De Belgen willen ten alle prijzen de petroleumtanks bezetten om hun stellingen te beveiligen. Generaal Jacques beslist dan een naderingsloopgraaf te graven in de dijk van de linkeroever van de IJzer. Het werk van lange adem begint op 18 mei 1915. De soldaten winnen zes meter per dag. Elke dag brengt hen dichter bij de vijand. De Duitsers blijken hetzelfde idee te hebben en graven zuidwaarts doorheen de IJzerdijk. Dit maneuver moet eindigen op een fatale botsing tussen de twee vijanden. De Duitsers willen hun voordeel niet verliezen en gaan verwoed tekeer om de Belgen terug te drijven. De Duitse artillerie bombardeert de Belgische loopgraven onophoudelijk, doodt talrijke soldaten en richt schade aan die iedere nacht hersteld moet worden om verdedigbare stellingen te behouden voor de volgende dag. De gevechten zijn verschrikkelijk en de spanning gedurende de schaarse adempauzes is vaak ondraaglijk. Alle soldaten weten dat de vijand op enkele tientallen meter zit te wachten. Er wordt gevochten met geweer en granaat maar ook met blanke wapens. Gewonden wegbrengen is bijzonder moeilijk en gevaarlijk. De brancardiers kunnen niet rechtop staan in de loopgraaf zonder neergeschoten te worden. Ze moeten de slachtoffers doorheen de loopgraven slepen en trachten bij de eerste verbandplaats te geraken waar een geneesheer aanwezig is.

 

De Boyau de l’Yser (loopgraven aan de Ijzer) zoals hij in het begin op de stafkaarten werd ingeschreven, verandert van naam. De Belgische soldaten van de verschillende eenheden die er zijn geweest, herdopen hem tot Boyau de la Mort (Dodengang), een naam die de loopgraaf heeft verdiend. De stafofficieren nemen de nieuwe naam over en vermelden hem voortaan op de kaarten.  Als de meest noordelijke stelling van het front aan de IJzer in de sector van Diksmuide is de Dodengang nu heel belangrijk geworden. Zowel de Belgen als de Duitsers beseffen dat deze uithoek één van de weinige plaatsen is waar een grootscheepse aanval het defensiesysteem van de tegenstander kan ontwrichten.

 

De aanleg van deze loopgraven is gevaarlijke klus, want de omgeving van kilometerpaal 16 lag voortdurend onder vijandelijk geschut.
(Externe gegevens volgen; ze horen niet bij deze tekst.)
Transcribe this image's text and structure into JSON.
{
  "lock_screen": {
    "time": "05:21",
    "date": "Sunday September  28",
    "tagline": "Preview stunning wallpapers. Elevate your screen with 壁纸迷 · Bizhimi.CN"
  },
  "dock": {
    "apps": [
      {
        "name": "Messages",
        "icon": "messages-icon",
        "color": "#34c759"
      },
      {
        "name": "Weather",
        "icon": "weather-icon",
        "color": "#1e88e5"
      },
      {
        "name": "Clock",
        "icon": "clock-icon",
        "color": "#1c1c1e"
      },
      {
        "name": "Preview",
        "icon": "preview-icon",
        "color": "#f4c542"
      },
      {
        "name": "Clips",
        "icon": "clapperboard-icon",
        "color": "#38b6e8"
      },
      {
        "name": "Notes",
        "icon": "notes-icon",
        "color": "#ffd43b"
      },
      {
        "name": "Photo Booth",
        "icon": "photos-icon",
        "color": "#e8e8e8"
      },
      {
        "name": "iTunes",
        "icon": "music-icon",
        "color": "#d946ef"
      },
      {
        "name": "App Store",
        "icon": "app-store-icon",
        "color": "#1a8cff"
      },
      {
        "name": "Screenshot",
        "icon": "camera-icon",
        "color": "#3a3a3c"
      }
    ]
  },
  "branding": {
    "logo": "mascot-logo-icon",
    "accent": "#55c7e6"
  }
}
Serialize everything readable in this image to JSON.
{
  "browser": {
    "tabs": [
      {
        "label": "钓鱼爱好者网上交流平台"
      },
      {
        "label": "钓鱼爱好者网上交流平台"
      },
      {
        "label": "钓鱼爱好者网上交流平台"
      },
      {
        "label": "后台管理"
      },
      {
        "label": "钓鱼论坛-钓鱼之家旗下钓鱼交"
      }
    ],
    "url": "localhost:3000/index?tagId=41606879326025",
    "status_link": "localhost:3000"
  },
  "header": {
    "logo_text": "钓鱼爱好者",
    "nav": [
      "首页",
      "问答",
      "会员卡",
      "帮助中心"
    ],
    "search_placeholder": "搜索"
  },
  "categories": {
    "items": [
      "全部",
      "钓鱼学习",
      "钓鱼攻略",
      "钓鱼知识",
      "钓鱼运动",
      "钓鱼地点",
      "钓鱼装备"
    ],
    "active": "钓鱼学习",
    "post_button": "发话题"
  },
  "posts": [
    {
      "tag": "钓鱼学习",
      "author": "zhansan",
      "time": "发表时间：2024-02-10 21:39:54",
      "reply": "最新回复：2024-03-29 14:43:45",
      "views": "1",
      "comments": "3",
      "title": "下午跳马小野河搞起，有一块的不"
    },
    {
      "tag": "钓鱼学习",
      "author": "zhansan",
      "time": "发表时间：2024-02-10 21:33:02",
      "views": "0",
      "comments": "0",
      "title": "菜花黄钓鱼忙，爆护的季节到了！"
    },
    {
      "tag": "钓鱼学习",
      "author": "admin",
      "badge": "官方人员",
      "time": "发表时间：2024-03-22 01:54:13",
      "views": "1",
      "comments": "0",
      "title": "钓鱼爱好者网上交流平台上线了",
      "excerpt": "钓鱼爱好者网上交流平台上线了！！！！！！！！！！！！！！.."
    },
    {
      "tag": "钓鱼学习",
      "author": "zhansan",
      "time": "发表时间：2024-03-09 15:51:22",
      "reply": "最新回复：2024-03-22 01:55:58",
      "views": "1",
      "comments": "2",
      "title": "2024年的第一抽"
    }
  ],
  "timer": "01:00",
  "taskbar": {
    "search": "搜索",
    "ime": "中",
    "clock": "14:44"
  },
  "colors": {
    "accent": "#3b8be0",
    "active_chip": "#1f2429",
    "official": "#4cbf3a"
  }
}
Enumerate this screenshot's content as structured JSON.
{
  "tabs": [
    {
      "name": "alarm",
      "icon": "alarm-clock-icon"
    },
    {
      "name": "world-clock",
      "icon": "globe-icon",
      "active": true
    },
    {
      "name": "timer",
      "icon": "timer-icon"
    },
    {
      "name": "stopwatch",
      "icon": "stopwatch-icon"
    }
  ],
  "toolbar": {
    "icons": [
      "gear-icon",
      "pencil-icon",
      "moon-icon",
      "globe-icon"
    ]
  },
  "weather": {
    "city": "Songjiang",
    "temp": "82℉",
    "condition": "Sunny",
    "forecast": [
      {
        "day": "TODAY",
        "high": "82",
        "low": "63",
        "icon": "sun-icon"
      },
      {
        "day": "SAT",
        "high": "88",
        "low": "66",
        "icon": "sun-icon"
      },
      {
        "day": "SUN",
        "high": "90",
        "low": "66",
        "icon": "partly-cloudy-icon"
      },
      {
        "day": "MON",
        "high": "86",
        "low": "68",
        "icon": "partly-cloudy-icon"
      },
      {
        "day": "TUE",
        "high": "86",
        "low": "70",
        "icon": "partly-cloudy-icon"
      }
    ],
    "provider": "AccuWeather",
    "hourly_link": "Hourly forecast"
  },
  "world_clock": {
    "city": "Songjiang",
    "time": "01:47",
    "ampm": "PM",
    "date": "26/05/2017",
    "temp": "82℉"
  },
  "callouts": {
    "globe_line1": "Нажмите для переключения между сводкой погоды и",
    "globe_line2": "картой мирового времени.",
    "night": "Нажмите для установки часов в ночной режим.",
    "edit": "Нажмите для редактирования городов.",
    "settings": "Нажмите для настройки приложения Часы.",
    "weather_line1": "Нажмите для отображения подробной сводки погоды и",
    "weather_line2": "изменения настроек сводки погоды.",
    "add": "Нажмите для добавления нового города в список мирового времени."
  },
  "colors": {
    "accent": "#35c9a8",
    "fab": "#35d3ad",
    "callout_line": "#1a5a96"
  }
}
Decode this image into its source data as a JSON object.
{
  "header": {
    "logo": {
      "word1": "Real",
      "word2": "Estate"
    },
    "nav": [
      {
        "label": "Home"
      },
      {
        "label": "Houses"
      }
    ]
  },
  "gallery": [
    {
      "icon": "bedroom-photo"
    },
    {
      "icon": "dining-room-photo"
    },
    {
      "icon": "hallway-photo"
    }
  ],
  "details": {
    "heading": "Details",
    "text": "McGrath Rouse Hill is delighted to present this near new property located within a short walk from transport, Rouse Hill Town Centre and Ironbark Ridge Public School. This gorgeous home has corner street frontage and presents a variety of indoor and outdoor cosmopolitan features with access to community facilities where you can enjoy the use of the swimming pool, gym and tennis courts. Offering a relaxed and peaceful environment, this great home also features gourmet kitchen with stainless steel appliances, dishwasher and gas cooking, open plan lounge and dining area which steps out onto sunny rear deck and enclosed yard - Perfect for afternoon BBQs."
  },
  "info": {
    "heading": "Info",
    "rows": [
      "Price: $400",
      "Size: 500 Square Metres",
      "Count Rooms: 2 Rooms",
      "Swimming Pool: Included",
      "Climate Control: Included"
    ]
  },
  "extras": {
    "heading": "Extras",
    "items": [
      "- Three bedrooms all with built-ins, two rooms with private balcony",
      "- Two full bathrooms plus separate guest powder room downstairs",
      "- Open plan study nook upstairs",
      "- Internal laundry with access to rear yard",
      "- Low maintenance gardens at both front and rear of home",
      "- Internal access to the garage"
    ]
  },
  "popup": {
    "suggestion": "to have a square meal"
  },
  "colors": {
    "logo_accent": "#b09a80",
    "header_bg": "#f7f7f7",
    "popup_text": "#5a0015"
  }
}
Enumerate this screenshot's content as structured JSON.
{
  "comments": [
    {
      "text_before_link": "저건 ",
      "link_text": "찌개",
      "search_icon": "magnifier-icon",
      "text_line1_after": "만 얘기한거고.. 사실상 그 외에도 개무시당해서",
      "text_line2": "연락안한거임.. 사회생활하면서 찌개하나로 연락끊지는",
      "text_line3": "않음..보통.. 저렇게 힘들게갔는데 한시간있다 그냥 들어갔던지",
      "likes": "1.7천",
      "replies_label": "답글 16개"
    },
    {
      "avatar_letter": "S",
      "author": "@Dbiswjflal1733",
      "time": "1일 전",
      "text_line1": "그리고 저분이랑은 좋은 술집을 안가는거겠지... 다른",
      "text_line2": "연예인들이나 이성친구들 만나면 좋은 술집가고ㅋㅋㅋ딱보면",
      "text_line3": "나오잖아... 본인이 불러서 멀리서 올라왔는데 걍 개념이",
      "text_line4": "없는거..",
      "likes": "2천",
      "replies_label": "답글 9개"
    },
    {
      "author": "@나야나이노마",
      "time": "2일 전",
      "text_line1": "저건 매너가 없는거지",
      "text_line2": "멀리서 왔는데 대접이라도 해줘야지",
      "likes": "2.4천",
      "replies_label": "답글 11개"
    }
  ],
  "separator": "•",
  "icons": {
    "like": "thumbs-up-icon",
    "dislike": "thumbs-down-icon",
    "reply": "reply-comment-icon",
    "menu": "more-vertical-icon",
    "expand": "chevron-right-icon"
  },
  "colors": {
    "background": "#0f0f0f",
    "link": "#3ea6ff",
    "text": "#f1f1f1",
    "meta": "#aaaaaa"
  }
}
Op 27 mei ontdekte men bovendien dat de Duitsers eveneens vanaf de Petroleumtanks begonnen waren te graven, richting kilometerpaal 16, zodat beide partijen elkaar naderden tot op enkele luttele meters. Tijdens een nachtelijke aanval drongen ze zelfs door tot in het Belgische loopgraven. Vandaar dat zowel de Belgen als de Duitsers hier zorgen voor een grote dichtheid aan bunkers en loopgraven, aan artillerie en infanterie. Ondertussen worden de petroleumtanks door Belgische kanonnen herleid tot een schroothoop. Het is niet meer nodig ze te veroveren.

Om de aan- en afvoer van zwaarder materieel zoals mitrailleurs, loopgraafmortieren en de nodige munitie toe te laten, rijden door de steunloopgraaf wagens over een spoorlijntje van veertig centimeter breed. De soldaten zijn zeer tevreden met deze verbeteringen die hun bevoorrading vergemakkelijken. In de loop van 1916 bouwt men aan de ingang van de Dodengang de Ruiterschans. Deze constructie zit letterlijk "te paard" op de bestaande loopgraaf en steekt verscheidene meters boven het landschap uit. Het is een waar fort van zandzakken op twee niveaus: mitrailleuses die in staat zijn de hele omgeving te bestrijken op het hoogste niveau en schuilplaatsen voor de soldaten en het materieel op het laagste niveau.

 

 

                                                                      De hoger gelegen Ruiter

 

Deze dodengang is grotendeels bewaard gebleven en kan men nog steeds bezoeken:

https://inventaris.onroerenderfgoed.be/erfgoedobjecten/94217

Om vijandelijke invallen in de Belgische stellingen te vermijden, liet de genie van de 3de Legerdivisie (waar ook het 11de Linieregiment toe behoort)  op 11 oktober 1915 een dijkbres van zo'n 6 m diep en 15 à 20 m breed ontstaan, door de explosie van een mijn op het voorste deel van de Belgische stelling. 

Het moerassige gebied dat bij tussen geallieerden en vijand ontstaat wordt nog versterkt met valkuilen en prikkeldraad.

Regelmatig zijn er zware gevechten met de vijand.

En het is op 26 november 1915 dat Boogaerts hier in deze loopgraven dodelijk gewond geraakt.

Hij wordt begraven op het Belgisch militair kerkhof van Adinkerke.